JAKARTA - Ketua DPR Puan Maharani yang bertindak sebagai Presiden ASEAN Inter Parliamentary Assembly (AIPA) 2023 menekankan mengenai ASEAN Solidarity dalam sidang tersebut.
Menurutnya, penting bagi parlemen negara-negara ASEAN untuk responsif dan tanggap dalam menghadapi berbagai tantangan regional dan global.
"Saya mengajak seluruh delegasi parlemen anggota AIPA yang hadir, untuk bersama-sama mengedepankan semangat ASEAN solidarity. Dengan demikian, sidang diharapkan dapat berlangsung dengan produktif dan kita semua dapat menghasilkan konsensus di akhir pertemuan," kata Puan dalam keterangannya yang dikutip.
Pernyataan tersebut disampaikan Puan di hadapan parlemen-parlemen negara ASEAN yang hadir dalam Sidang Umum AIPA ke-44 di Jakarta. Puan mengajak anggota AIPA untuk lebih solid, mencari persamaan di antara negara-negara ASEAN, dan berupaya memperkecil perbedaan.
Isu tersebut dianggap mampu mempersatukan negara di Asia Tenggara dalam menghadapi persoalan geopolitik di kawasan. Menurut Pengamat Hubungan Internasional, Anton Aliabbas pernyataan Ketua DPR yang mendorong ASEAN solid dalam merespons dinamika geopolitik kawasan tentu saja semakin memberi kesan bahwa menjaga sentralitas ASEAN adalah krusial.
Sidang Umum AIPA ke-44 berlangsung sejak 5 sampai 11 Agustus mendatang yang dihadiri oleh Ketua dan Anggota Delegasi Anggota AIPA minus Myanmar, Sekretaris Jenderal AIPA, 18 negara observer dan tamu, serta 10 organisasi internasional.
Event bergengsi di ASEAN itu merupakan salah satu puncak keketuaan DPR RI di AIPA, sejalan dengan keketuaan Indonesia di ASEAN tahun 2023. Bertindak sebagai tuan rumah, DPR RI mengusung tema 'Responsive Parliaments for a Stable and Prosperous ASEAN' yang merupakan komitmen parlemen ASEAN untuk ikut menciptakan perdamaian dan kesejahteraan di Asia Tenggara.
Dalam berbagai kesempatan pada Sidang AIPA ke-44, Puan terus mengajak parlemen anggota AIPA untuk lebih solid mengingat ada banyak tantangan multi-dimensi yang dihadapi oleh negara-negara Asia Tengggara.
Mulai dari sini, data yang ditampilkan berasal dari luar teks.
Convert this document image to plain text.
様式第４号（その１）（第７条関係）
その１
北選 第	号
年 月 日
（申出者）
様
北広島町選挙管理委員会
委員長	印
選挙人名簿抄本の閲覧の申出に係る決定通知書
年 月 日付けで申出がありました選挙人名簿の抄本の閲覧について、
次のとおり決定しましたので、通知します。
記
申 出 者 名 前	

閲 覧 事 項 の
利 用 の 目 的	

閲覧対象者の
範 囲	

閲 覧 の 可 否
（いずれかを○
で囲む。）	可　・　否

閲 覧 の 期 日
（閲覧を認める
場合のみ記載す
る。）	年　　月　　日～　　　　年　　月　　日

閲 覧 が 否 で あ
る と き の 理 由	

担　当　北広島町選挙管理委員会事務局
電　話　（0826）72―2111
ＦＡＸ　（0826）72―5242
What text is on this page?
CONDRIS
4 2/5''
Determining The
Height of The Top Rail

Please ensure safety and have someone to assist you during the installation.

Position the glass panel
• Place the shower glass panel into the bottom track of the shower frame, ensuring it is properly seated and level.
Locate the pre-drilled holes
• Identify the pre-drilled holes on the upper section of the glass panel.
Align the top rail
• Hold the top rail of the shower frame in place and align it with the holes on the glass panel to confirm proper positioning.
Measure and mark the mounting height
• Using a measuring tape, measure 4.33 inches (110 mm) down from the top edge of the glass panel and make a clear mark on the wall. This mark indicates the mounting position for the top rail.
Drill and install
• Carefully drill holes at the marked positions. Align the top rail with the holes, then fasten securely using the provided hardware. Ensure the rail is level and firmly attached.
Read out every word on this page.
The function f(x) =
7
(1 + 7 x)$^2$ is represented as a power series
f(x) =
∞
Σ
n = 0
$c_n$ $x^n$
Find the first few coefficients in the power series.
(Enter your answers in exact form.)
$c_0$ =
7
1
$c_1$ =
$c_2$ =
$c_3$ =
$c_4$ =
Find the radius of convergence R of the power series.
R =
Salah satu hal yang disampaikan Puan adalah pentingnya AIPA berkontribusi menurunkan ketegangan (geopolitical tension) akibat persaingan antara kekuatan besar di Asia Tenggara.
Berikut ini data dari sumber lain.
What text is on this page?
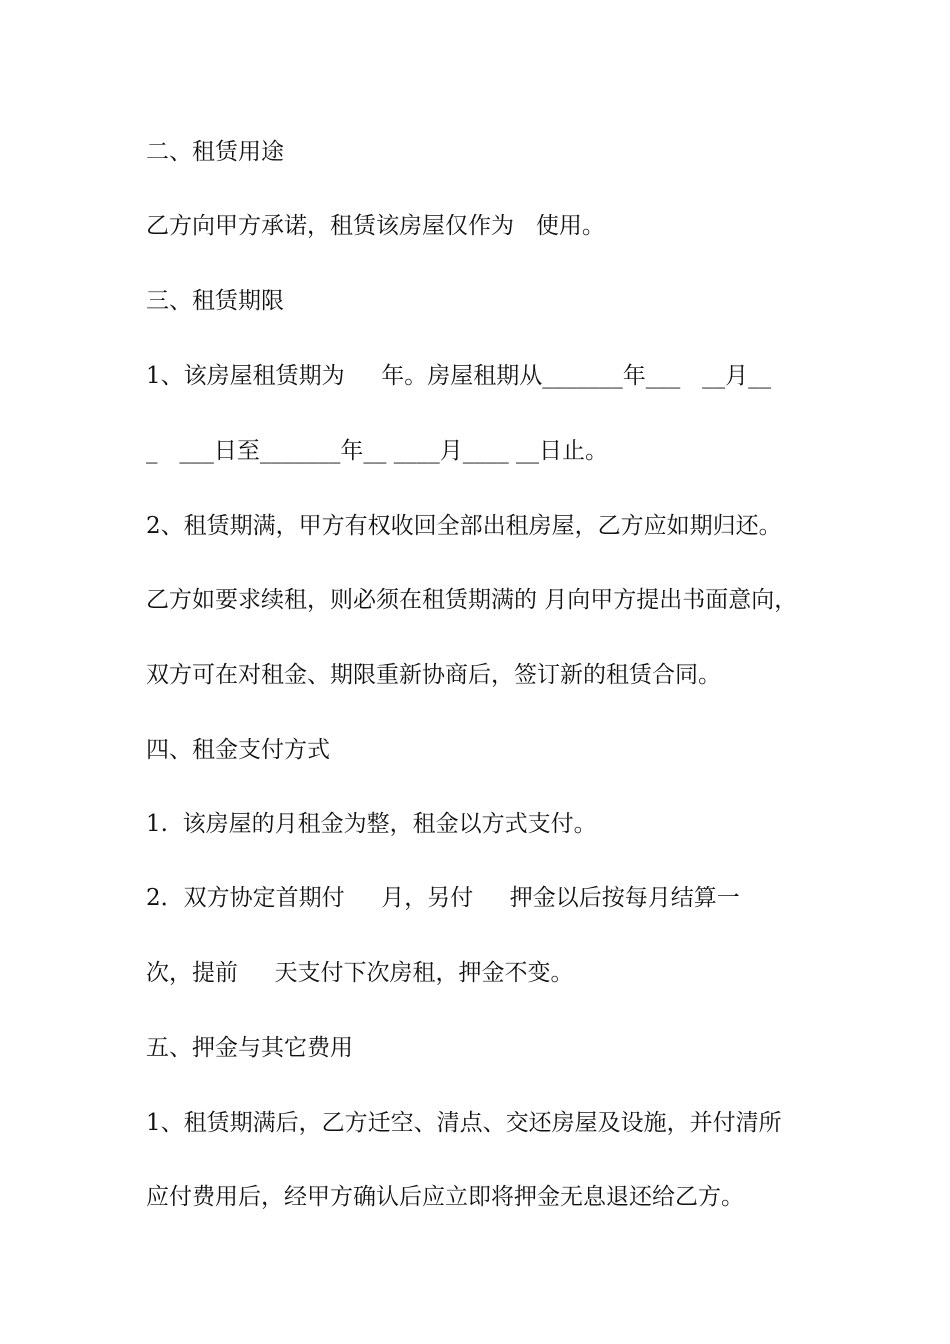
二、租赁用途
乙方向甲方承诺，租赁该房屋仅作为   使用。
三、租赁期限
1、该房屋租赁期为     年。房屋租期从_______年___   __月__
_   ___日至_______年__ ____月____ __日止。
2、租赁期满，甲方有权收回全部出租房屋，乙方应如期归还。
乙方如要求续租，则必须在租赁期满的 月向甲方提出书面意向，
双方可在对租金、期限重新协商后，签订新的租赁合同。
四、租金支付方式
1.  该房屋的月租金为整，租金以方式支付。
2．双方协定首期付     月，另付     押金以后按每月结算一
次，提前     天支付下次房租，押金不变。
五、押金与其它费用
1、租赁期满后，乙方迁空、清点、交还房屋及设施，并付清所
应付费用后，经甲方确认后应立即将押金无息退还给乙方。
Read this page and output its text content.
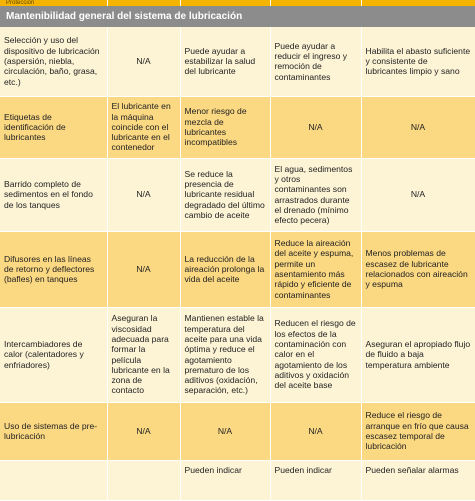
Protección
Mantenibilidad general del sistema de lubricación
Selección y uso del dispositivo de lubricación (aspersión, niebla, circulación, baño, grasa, etc.)	N/A	Puede ayudar a estabilizar la salud del lubricante	Puede ayudar a reducir el ingreso y remoción de contaminantes	Habilita el abasto suficiente y consistente de lubricantes limpio y sano
Etiquetas de identificación de lubricantes	El lubricante en la máquina coincide con el lubricante en el contenedor	Menor riesgo de mezcla de lubricantes incompatibles	N/A	N/A
Barrido completo de sedimentos en el fondo de los tanques	N/A	Se reduce la presencia de lubricante residual degradado del último cambio de aceite	El agua, sedimentos y otros contaminantes son arrastrados durante el drenado (mínimo efecto pecera)	N/A
Difusores en las líneas de retorno y deflectores (bafles) en tanques	N/A	La reducción de la aireación prolonga la vida del aceite	Reduce la aireación del aceite y espuma, permite un asentamiento más rápido y eficiente de contaminantes	Menos problemas de escasez de lubricante relacionados con aireación y espuma
Intercambiadores de calor (calentadores y enfriadores)	Aseguran la viscosidad adecuada para formar la película lubricante en la zona de contacto	Mantienen estable la temperatura del aceite para una vida óptima y reduce el agotamiento prematuro de los aditivos (oxidación, separación, etc.)	Reducen el riesgo de los efectos de la contaminación con calor en el agotamiento de los aditivos y oxidación del aceite base	Aseguran el apropiado flujo de fluido a baja temperatura ambiente
Uso de sistemas de pre-lubricación	N/A	N/A	N/A	Reduce el riesgo de arranque en frío que causa escasez temporal de lubricación
		Pueden indicar	Pueden indicar	Pueden señalar alarmas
Pernyataan Puan, kata dia, harus direspons oleh parlemen-parlemen ASEAN. Posisi Puan sebagai Presiden AIPA 2023 memiliki peranan besar untuk semakin didengar oleh kalangan pemimpin di Asia Tenggara.
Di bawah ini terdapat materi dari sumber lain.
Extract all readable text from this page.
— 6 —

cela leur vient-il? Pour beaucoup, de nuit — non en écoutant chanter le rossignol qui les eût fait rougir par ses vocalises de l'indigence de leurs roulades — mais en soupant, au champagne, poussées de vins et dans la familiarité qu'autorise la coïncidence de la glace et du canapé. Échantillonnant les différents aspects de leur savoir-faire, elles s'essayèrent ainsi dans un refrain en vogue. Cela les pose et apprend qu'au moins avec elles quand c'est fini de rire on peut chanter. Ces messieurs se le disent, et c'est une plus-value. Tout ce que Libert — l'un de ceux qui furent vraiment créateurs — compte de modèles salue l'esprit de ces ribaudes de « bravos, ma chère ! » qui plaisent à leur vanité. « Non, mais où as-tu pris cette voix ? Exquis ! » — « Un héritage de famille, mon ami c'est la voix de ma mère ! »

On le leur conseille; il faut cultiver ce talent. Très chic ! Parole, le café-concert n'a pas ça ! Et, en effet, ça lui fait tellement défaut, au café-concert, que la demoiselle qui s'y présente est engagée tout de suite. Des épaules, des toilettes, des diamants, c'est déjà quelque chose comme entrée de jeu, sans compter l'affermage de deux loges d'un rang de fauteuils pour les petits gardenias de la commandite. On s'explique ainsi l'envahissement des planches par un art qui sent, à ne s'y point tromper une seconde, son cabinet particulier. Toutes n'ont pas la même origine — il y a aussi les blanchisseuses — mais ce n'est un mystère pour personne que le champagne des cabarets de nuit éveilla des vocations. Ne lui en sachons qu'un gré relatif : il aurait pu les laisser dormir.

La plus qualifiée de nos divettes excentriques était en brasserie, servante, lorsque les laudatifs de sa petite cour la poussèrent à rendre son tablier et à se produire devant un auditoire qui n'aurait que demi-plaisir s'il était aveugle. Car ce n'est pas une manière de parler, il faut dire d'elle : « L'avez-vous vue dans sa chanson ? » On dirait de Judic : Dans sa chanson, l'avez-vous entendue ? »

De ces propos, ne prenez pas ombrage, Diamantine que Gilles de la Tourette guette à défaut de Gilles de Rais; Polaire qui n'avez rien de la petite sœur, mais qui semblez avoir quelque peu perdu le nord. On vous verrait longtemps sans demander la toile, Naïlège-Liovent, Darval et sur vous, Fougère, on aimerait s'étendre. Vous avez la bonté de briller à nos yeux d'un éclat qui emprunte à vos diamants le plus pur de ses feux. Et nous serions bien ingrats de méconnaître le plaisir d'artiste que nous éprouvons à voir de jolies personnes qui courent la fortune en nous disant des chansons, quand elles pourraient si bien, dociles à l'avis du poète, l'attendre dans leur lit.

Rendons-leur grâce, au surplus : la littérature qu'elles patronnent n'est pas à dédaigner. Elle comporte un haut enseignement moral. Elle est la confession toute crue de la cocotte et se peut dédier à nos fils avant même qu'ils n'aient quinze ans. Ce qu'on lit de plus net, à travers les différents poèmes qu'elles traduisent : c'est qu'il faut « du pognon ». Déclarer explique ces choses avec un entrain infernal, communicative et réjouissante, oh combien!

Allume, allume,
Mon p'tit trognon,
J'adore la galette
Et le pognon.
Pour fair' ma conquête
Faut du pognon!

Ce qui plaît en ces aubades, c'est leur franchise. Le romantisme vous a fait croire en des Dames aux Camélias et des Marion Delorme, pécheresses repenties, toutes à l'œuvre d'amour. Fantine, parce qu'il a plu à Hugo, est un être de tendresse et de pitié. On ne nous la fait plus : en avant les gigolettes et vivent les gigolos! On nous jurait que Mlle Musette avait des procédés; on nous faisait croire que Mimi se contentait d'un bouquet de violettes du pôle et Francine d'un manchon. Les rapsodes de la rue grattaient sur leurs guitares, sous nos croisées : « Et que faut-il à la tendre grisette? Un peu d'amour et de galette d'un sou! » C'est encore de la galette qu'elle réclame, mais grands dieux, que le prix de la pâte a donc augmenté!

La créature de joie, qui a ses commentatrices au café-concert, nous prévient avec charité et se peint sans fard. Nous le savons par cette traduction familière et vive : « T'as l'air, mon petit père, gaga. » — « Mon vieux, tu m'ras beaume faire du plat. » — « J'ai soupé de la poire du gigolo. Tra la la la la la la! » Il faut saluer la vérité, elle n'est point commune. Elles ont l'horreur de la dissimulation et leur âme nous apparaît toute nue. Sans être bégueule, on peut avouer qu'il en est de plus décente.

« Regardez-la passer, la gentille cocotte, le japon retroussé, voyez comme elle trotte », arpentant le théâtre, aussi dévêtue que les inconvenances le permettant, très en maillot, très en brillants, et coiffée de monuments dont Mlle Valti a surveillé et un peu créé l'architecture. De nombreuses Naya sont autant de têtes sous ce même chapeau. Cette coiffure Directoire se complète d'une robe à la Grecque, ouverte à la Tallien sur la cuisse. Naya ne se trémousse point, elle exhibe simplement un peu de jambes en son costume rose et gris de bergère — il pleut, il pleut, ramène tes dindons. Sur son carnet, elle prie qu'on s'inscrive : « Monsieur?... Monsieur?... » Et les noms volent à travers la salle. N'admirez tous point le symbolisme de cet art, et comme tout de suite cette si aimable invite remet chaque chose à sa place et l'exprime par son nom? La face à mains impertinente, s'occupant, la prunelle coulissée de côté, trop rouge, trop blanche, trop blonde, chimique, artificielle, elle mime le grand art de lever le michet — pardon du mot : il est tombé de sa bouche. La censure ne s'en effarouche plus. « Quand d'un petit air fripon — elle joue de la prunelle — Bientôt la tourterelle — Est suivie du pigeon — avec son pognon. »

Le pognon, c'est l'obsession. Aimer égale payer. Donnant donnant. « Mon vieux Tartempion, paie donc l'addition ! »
"Sebab, dinamika geopolitik kawasan membuka ruang yang semakin besar terjadinya polarisasi antara pro Washington versus pro Beijing. Dan jika polarisasi ini menguat tentu akan dapat berdampak pada kohesivitas ASEAN itu sendiri," kata Anton, dikutip Rabu 9 Agustus 2023.
Ia menambahkan, pelibatan parlemen terhadap persoalan-parsoalan global akan memberikan dampak krusial untuk masyarakat internasional. Parlemen, sambungnya, dapat memberi solusi persoalan di kawasan karena memiliki peran dalam menyambung suara rakyat yang merasakan kegelisahan akibat berbagai krisis, misalnya dalam isu perdamaian, defisit pembangunan serta perubahan iklim seperti yang disampaikan Puan.
"Peran Parlemen perlu dikuatkan dalam mengambil peran terhadap tantangan di ASEAN. Dalam pertemuan bersama Parlemen Asia Tenggara, sudah tepat Puan menyatakan bahwa Parlemen perlu terlibat menangani berbagai permasalahan internasional, karena berbagai krisis global telah berdampak bagi rakyat," tuturnya.